After this, I drew for the children two parallel lines that define the thickness of the blade (B). I traced these lines on the top and bottom edges of the blade portion.

Then the students rasped the two shoulders carefully (C) until the blade rectilinear shape was formed. At this point, we traced the design that the student chose on the blank’s surface and the student begin to rasp away the shape. I wanted to note that in some cases we begin to rasp the knife silhouette first and then continue to narrow the blade). 

Now we are ready for the last shaping step – tapering the blade and rounding over the handle’s corner. To help my students taper the blade correctly I drew two inset guidelines on the blade (D) and asked them to rasp diagonally from the inset line to about a third of the blade’s thickness. I instructed them to avoid the temptation of making the blade truly sharp. The reason is that wooden objects can’t hold a sharp edge and will crumble or worse – produce splinters that can hurt us or end up in the food that the knife cut. 

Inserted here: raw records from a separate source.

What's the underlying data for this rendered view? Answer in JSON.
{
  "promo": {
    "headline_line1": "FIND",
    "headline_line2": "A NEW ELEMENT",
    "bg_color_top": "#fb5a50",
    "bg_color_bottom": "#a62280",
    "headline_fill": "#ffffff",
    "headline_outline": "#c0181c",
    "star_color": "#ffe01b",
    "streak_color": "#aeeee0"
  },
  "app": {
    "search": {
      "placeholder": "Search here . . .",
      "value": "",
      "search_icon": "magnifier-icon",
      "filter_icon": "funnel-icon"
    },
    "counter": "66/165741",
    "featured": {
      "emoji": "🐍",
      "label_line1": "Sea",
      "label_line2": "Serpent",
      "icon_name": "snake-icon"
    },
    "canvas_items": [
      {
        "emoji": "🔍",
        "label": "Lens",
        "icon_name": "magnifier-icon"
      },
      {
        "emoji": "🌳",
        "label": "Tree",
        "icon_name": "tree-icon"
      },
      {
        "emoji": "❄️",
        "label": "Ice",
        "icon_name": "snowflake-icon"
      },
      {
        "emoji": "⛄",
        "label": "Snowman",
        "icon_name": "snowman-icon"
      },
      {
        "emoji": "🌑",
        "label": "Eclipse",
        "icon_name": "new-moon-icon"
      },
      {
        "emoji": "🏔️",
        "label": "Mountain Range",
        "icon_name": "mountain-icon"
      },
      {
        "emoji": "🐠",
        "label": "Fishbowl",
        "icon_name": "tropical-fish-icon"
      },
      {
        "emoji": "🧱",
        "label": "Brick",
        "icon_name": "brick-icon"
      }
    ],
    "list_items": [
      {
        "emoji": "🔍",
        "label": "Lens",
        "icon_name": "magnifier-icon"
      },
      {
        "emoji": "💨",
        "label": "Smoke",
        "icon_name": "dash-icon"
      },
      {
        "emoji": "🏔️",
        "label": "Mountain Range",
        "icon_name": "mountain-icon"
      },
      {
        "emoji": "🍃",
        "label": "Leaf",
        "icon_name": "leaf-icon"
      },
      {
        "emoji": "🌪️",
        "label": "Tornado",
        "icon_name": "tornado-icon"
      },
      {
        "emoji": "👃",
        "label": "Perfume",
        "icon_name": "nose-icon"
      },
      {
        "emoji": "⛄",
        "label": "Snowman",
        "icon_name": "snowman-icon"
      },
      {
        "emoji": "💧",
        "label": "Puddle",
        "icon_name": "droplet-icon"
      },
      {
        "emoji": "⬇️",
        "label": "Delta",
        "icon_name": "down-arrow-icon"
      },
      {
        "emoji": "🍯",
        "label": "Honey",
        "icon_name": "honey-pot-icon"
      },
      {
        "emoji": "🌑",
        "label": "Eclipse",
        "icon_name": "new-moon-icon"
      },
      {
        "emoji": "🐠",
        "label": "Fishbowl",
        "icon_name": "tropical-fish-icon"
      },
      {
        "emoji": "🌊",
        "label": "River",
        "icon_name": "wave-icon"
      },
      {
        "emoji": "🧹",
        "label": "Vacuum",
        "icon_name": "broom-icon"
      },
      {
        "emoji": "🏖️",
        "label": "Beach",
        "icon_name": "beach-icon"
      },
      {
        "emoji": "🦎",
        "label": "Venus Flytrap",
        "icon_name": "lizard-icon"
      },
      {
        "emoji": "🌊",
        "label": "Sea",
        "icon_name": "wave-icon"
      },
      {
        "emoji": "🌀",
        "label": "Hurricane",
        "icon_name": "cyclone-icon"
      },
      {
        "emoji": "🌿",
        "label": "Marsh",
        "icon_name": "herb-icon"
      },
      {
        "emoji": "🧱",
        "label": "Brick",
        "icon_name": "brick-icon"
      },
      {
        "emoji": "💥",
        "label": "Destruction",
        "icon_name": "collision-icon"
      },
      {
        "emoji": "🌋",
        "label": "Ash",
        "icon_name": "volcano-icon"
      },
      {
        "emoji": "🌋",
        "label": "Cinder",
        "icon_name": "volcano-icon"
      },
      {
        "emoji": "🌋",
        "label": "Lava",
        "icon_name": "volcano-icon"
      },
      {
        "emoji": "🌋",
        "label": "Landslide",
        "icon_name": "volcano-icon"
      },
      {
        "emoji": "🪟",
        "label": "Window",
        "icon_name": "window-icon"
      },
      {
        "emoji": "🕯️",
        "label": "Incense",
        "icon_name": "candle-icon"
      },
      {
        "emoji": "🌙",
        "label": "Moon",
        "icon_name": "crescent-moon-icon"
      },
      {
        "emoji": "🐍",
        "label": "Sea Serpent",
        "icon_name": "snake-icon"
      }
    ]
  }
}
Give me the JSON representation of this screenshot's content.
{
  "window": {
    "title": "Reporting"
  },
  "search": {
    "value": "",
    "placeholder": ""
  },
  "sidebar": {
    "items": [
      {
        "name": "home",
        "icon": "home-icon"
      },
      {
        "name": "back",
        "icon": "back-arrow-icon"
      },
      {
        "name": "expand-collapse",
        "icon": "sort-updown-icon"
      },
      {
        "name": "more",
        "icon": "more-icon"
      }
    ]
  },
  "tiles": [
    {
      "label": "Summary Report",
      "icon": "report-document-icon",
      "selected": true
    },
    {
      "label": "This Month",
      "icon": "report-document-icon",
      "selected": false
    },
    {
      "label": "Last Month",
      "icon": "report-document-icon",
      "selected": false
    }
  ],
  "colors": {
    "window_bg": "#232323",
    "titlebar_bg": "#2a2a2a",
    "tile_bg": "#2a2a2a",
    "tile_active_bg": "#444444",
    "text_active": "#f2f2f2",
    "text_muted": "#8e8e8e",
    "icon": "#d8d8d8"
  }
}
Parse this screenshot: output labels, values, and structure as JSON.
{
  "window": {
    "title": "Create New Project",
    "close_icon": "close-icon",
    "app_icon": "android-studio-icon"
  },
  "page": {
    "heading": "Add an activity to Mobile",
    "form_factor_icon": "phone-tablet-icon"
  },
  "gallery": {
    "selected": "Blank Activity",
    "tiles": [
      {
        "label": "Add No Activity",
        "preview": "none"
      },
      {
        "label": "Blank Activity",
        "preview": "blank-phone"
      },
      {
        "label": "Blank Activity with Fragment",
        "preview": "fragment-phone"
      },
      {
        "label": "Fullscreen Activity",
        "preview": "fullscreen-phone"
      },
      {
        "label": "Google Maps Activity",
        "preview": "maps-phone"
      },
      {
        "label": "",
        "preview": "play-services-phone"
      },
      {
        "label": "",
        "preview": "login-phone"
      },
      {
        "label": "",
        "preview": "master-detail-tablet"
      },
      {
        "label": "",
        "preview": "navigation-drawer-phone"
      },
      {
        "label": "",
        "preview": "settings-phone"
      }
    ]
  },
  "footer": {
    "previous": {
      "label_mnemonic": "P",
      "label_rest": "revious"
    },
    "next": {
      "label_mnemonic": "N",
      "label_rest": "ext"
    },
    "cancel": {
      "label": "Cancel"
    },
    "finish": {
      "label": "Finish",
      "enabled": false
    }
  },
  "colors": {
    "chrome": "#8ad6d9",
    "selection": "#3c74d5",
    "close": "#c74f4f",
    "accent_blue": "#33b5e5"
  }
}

With some sandpaper, my students smoothen out their knives to eliminate all the rasp marks and lastly apply a coat of flaxseed oil on the wood. 

The butter knife is a great introduction to woodworking which teaches kids some handtools skills, give them a taste of sanding, and culminates with the excitement of witnessing how their knife’s color transforms as they anoint it with a coat of oil. Try it with the kids in your life or with those you teach and see how fun this activity can be.